Durante los 28 años de trayectoria del L.A.I., Nora Sabbag reconoce que la sociedad y el mercado han evolucionado notablemente. “El consumidor se está poniendo más exigente, no solamente lee el rótulo de los productos para saber si reúne los requisitos nutricionales sino que también emite opinión y exige desde el punto de vista sensorial”.

La concienciación del fabricante y del consumidor es muy importante en la sociedad moderna. “El consumidor tiene que tomar conciencia de que tiene que consumir productos de calidad.
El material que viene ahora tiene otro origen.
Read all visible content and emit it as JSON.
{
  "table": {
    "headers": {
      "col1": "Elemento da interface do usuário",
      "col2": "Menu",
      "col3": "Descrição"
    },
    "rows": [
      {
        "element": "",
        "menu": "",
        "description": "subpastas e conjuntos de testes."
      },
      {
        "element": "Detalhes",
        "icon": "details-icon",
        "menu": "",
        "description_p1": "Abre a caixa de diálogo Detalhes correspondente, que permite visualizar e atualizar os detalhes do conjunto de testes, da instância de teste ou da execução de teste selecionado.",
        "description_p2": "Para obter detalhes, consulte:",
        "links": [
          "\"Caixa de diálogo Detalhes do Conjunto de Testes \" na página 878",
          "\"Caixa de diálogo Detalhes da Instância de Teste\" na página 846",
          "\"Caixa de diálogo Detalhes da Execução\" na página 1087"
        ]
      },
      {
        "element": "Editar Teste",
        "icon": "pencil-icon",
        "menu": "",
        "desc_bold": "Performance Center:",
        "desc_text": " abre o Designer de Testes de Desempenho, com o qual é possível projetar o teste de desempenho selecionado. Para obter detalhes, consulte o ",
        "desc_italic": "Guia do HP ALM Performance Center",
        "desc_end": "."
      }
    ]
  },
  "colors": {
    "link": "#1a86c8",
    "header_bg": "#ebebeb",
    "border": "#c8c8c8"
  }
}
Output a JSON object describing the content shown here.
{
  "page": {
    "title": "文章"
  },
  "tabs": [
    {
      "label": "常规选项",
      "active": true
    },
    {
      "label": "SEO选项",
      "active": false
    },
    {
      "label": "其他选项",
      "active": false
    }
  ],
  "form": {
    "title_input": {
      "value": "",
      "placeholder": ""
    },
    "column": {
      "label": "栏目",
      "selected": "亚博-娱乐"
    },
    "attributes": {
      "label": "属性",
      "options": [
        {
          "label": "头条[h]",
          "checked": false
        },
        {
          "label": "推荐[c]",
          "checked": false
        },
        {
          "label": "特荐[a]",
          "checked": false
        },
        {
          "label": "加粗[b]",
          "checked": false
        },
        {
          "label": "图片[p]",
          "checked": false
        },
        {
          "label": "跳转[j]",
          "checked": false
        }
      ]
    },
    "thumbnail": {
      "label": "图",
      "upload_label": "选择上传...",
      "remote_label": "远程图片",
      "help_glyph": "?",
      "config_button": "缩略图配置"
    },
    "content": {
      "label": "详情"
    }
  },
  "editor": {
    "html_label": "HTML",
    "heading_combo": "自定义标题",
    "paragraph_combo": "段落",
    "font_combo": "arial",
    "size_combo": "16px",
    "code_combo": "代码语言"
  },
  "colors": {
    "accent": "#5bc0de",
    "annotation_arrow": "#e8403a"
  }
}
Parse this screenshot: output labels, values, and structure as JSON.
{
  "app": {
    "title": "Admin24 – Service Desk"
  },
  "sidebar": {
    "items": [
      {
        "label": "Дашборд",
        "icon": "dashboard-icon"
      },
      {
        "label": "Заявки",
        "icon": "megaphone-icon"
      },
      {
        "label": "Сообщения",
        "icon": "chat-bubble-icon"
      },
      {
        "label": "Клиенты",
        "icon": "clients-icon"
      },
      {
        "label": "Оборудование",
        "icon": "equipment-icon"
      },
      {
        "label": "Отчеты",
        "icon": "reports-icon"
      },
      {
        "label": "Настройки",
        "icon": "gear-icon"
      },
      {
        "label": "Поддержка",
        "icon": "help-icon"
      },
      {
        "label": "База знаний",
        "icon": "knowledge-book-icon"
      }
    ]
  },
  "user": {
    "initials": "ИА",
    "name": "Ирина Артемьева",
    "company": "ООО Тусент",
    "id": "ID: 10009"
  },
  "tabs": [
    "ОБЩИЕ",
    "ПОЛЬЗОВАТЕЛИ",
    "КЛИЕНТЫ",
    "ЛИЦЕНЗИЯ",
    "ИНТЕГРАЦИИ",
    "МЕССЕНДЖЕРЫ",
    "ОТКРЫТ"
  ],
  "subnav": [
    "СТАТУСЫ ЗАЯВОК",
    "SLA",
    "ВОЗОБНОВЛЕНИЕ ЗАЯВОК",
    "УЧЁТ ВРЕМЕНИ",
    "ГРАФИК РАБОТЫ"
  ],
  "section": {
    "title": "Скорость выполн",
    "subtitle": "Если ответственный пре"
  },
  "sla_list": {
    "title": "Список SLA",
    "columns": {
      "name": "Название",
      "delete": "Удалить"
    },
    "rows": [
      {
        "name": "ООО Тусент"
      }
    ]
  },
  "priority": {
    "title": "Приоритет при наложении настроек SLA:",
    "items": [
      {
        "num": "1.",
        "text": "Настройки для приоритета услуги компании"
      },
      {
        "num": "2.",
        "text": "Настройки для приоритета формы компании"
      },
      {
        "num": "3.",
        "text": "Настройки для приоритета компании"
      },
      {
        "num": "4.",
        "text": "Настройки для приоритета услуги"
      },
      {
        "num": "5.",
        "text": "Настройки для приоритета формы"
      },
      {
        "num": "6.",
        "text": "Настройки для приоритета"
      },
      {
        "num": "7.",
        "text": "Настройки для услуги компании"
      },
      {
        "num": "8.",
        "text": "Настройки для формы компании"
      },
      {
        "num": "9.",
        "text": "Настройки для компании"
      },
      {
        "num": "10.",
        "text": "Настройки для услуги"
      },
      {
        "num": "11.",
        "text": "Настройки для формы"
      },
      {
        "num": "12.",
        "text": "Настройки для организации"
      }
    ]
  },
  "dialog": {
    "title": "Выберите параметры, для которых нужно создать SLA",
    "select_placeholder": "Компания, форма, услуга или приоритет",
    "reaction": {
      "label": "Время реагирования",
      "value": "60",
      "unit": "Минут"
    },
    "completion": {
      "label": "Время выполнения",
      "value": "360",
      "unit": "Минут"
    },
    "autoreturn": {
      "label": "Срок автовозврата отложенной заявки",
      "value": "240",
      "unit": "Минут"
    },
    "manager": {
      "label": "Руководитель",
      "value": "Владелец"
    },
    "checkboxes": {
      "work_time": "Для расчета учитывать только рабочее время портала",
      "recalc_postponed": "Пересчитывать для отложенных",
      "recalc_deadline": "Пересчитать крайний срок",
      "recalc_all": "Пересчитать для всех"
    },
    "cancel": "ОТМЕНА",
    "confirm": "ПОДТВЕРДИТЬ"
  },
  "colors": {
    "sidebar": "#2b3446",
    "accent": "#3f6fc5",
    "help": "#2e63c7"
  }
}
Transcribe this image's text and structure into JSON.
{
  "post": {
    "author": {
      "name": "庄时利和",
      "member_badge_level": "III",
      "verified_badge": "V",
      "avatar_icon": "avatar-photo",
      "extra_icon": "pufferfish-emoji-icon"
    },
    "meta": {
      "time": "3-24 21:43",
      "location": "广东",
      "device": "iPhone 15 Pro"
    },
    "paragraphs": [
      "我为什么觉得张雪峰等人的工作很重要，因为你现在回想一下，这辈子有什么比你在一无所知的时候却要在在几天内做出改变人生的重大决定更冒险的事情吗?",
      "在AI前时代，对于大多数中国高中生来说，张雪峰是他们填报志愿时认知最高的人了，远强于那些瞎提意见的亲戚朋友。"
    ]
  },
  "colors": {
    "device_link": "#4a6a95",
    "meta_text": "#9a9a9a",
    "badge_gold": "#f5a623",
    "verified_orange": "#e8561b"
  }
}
En tanto, la industria debe ofrecer calidad respondiendo a las exigencias del consumidor. Creo que ambos están aprendiendo, están tomando conciencia de que hay que exigir y producir calidad en forma constante”.

En ese contexto, L.A.I. contribuye tanto a la generación de confianza respaldando la producción y los servicios, como así también, al cumplimiento de requisitos sobre seguridad alimentaria y la protección ambiental.